Francesco Di Costanzo: conoscenza e competenze centrali per una comunicazione pubblica digitale di qualità
Il Presidente di Fondazione Italia Digitale, Francesco Di Costanzo, sottolinea il valore dell’appuntamento e il ruolo crescente delle competenze nel settore: “conoscenza e competenze restano centrali per una comunicazione pubblica digitale di qualità. Come ogni anno faremo il punto della situazione del settore che sta affrontando con grande maturità anche la rivoluzione dell’intelligenza artificiale. Tantissime buone pratiche con l’ai nascono proprio dai settori comunicazione e informazione di enti e aziende pubbliche. Sarà l’occasione per premiare, con la settima edizione dello Smartphone d’Oro, tante realtà italiane di buona comunicazione pubblica digitale. E’ poi la seconda edizione con il Social media e Digital manager come professionalità riconosciuta all’interno della Pubblica amministrazione, un grande obiettivo raggiunto nel 2025 grazie anche al lavoro e alla costanza di questa straordinaria comunità. L’inserimento di questa professionalità nel rinnovo dei contratti statali, annunciata in questi giorni, è molto positiva, l’augurio è che entri successivamente anche nei contratti enti locali, sanità, istruzione”. Le parole di Di Costanzo evidenziano la direttrice principale degli Stati Generali della comunicazione pubblica digitale: mettere insieme innovazione tecnologica, competenze professionali e valorizzazione delle buone pratiche. Un percorso che coinvolge amministrazioni centrali e locali, enti pubblici, aziende, comunicatori e professionisti dell’informazione, in una fase in cui la trasformazione digitale della PA passa sempre più dalla capacità di comunicare in modo chiaro, responsabile e accessibile.

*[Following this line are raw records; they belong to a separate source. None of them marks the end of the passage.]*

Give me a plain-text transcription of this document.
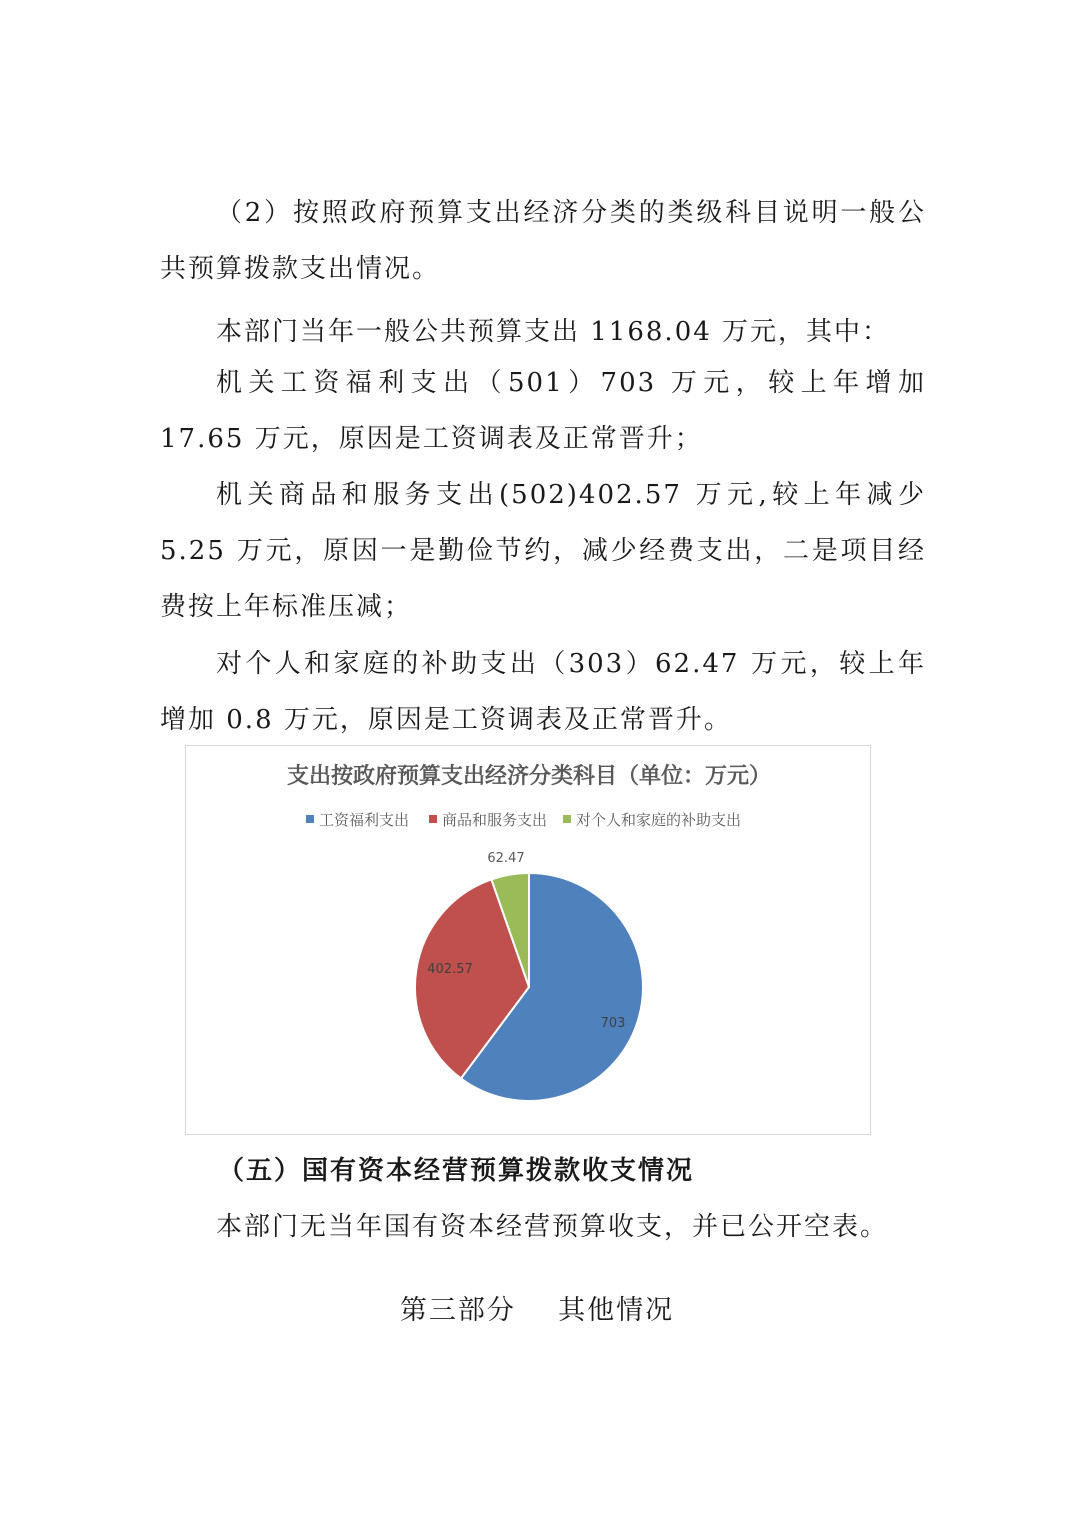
（2）按照政府预算支出经济分类的类级科目说明一般公共预算拨款支出情况。

本部门当年一般公共预算支出 1168.04 万元，其中：

机关工资福利支出（501）703 万元，较上年增加 17.65 万元，原因是工资调表及正常晋升；

机关商品和服务支出(502)402.57 万元,较上年减少 5.25 万元，原因一是勤俭节约，减少经费支出，二是项目经费按上年标准压减；

对个人和家庭的补助支出（303）62.47 万元，较上年增加 0.8 万元，原因是工资调表及正常晋升。

支出按政府预算支出经济分类科目（单位：万元）
工资福利支出 商品和服务支出 对个人和家庭的补助支出
703
402.57
62.47

（五）国有资本经营预算拨款收支情况

本部门无当年国有资本经营预算收支，并已公开空表。

第三部分    其他情况
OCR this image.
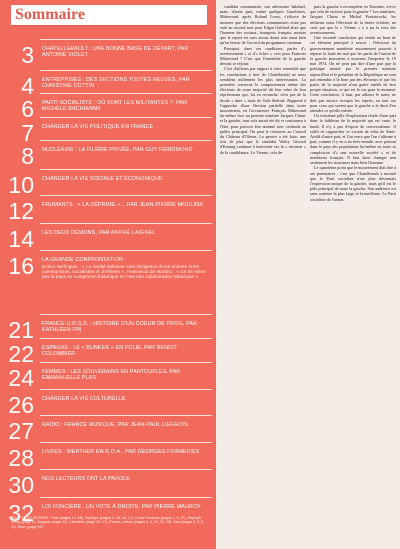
Sommaire
3 CHATELLERAULT : UNE BONNE BASE DE DÉPART, PAR ANTOINE VIOLET
4 ENTREPRISES : DES SECTIONS TOUTES NEUVES, PAR CHRISTINE COTTIN
6 PARTI SOCIALISTE : OÙ SONT LES MILITANTES ?, PAR MICHÈLE BACHMANN
7 CHANGER LA VIE POLITIQUE EN FRANCE
8 NUCLÉAIRE : LA FILIÈRE PRIVÉE, PAR GUY FERRIMOND
10 CHANGER LA VIE SOCIALE ET ÉCONOMIQUE
12 FRUMANTS : « LA DÉPRIME »... PAR JEAN-PIERRE MOULINS
14 LES DEUX DÉMONS, PAR ANDRÉ LAIGNEL
16 LA GRANDE CONFRONTATION :
Enrico Berlinguer : « La réalité italienne crée l'exigence d'une entente entre communistes, socialistes et chrétiens ». Francesco de Martino : « On ne mène pas le pays au compromis historique et c'est une collaboration historique »
21 FRANCE-U.R.S.S. : HISTOIRE D'UN COEUR DE PROG, PAR KATHLEEN FIN
22 ESPAGNE : LE « BUNKER » EN FOLIE, PAR BENOIT COLOMBIER
24 FEMMES : LES SOUVERAINS EN PANTOUFLES, PAR EMMANUELLE PLAS
26 CHANGER LA VIE CULTURELLE
27 RADIO : FRANCE MUSIQUE, PAR JEAN-PAUL LIEGEOIS
28 LIVRES : WERTHER EN R.D.A., PAR GEORGES FRAMERIES
30 NOS LECTEURS ONT LA PAROLE
32 LOI FONCIÈRE : UN VOTE À DROITE, PAR PIERRE MAUROY
PHOTOS ET DESSINS : Rôle (pages 14, 29), Tavillapé (pages 1, 15, 16, 17), Cruse Florence (pages 1, 9, 21), Raphaël Jenny (page 3), Magnum (page 13), Libération (page 26, 17), Fermé, Labour (pages 4, 5, 19, 23, 28), Sica (pages 3, 5, 6, 11), Nove (page 29).

candidat communiste, son adversaire habituel, mais, d'autre part, contre quelques Gauchistes, Mitterrand, après Roland Leroy, s'efforce de montrer que des électeurs communistes n'ont pas voté au second tour pour Edgar Gaillard alors que l'homme des sociaux, bourgeois français, montre que le report est sans aucun doute tout aussi bien qu'en faveur de l'accord du programme commun.

Pourquoi, dans ces conditions, parler d'« avertissement » et d'« échec » vers pour Francois Mitterrand ? C'est que l'ensemble de la gauche devrait se réjouir.

C'est d'ailleurs par rapport à cette ensemble que les conclusions à tirer de Chatellerault ne nous semblent nullement les plus intéressantes. La première concerne le comportement même des électeurs de notre majorité dit leur refus de leur représentant qui, lui en revanche, n'est pas de la droite « dure » mais de l'aile libérale. Rapporté à l'approche d'une élection partielle dans notre mouvement, en l'occurrence François Mitterrand lui-même face au premier ministre Jacques Chirac et la gauche, tout cela aurait été dit et continuera à l'être, pour pouvoir être nommé avec certitude au public principal. On peut le retrouver au Conseil du Château d'Oléron. La preuve a été faite, une fois de plus que le candidat Valéry Giscard d'Estaing continue à intervenir via la « doctrine » de la candidature. Le Vienne, cela de-

puis la gauche à reconquérir en Touraine, est-ce que cela de victoire pour la gauche ? Les ministres, Jacques Chirac et Michel Poniatowski, les influents mais l'électorat de la droite éclairée, ne croit pas que le « Vienne » y a pu la voix des avertissements.

Une seconde conclusion qui réside au bout de cet élément principal à savoir : l'électorat du gouvernement manifeste aucunement pouvoir à réparer la faute du mal que les partis de l'union de la gauche pouvaient à nouveau l'emporter le 19 mai 1974. On ne peut pas dire d'une part que la politique menée par le premier ministre aujourd'hui et le président de la République ne sont pas entendus à la base par des électeurs et que les partis de la majorité n'ont guère intérêt de leur propre situation, ce qui est le cas pour le moment. Cette conclusion, il faut, par ailleurs le noter, ne doit pas encore occuper les esprits, en tout cas pour ceux qui savent que la gauche a le droit d'en attendre ce qu'elle mérite.

Un troisième pôle d'explication réside d'une part dans la faiblesse de la majorité qui est vraie, le lundi. Il n'y a pas d'espoir de conservatisme. Il suffit de rapprocher ce scrutin de celui de Saint-Avold d'autre part, et l'on verra que l'on s'affirme à part, comme il y en a au tiers-monde, avec partout dans le pays des populations lui-même en toute sa complexion d'« une nouvelle société » et de nombreux français. Il faut donc changer non seulement les structures mais bien l'homme.

Le quatrième point que le mouvement doit dire à ses partenaires ; c'est que Chatellerault a montré que le Parti socialiste n'est plus désormais l'expression unique de la gauche, mais qu'il est le pôle principal de toute la gauche. Son audience est sans conteste la plus large et la meilleure. Le Parti socialiste de l'union.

PA digitale, AI e comunicazione: una giornata per misurare il cambiamento
L’edizione 2026 degli Stati Generali si colloca in un momento particolarmente importante per la Pubblica amministrazione digitale. L’evoluzione delle piattaforme, l’ingresso dell’AI nei servizi, il riconoscimento di nuove professionalità e la centralità dei dati stanno cambiando il modo in cui gli enti pubblici progettano, organizzano e comunicano le proprie attività. Dalla sessione mattutina dedicata al rapporto tra istituzioni, media e piattaforme digitali fino ai panel pomeridiani sulle amministrazioni locali, l’appuntamento di Roma offrirà un quadro ampio e articolato della trasformazione in corso. La chiusura con lo Smartphone d’Oro confermerà inoltre il valore delle esperienze concrete già attive nei territori e nelle amministrazioni, mostrando come la comunicazione pubblica digitale sia diventata un elemento decisivo per l’innovazione della PA e per la qualità dei servizi.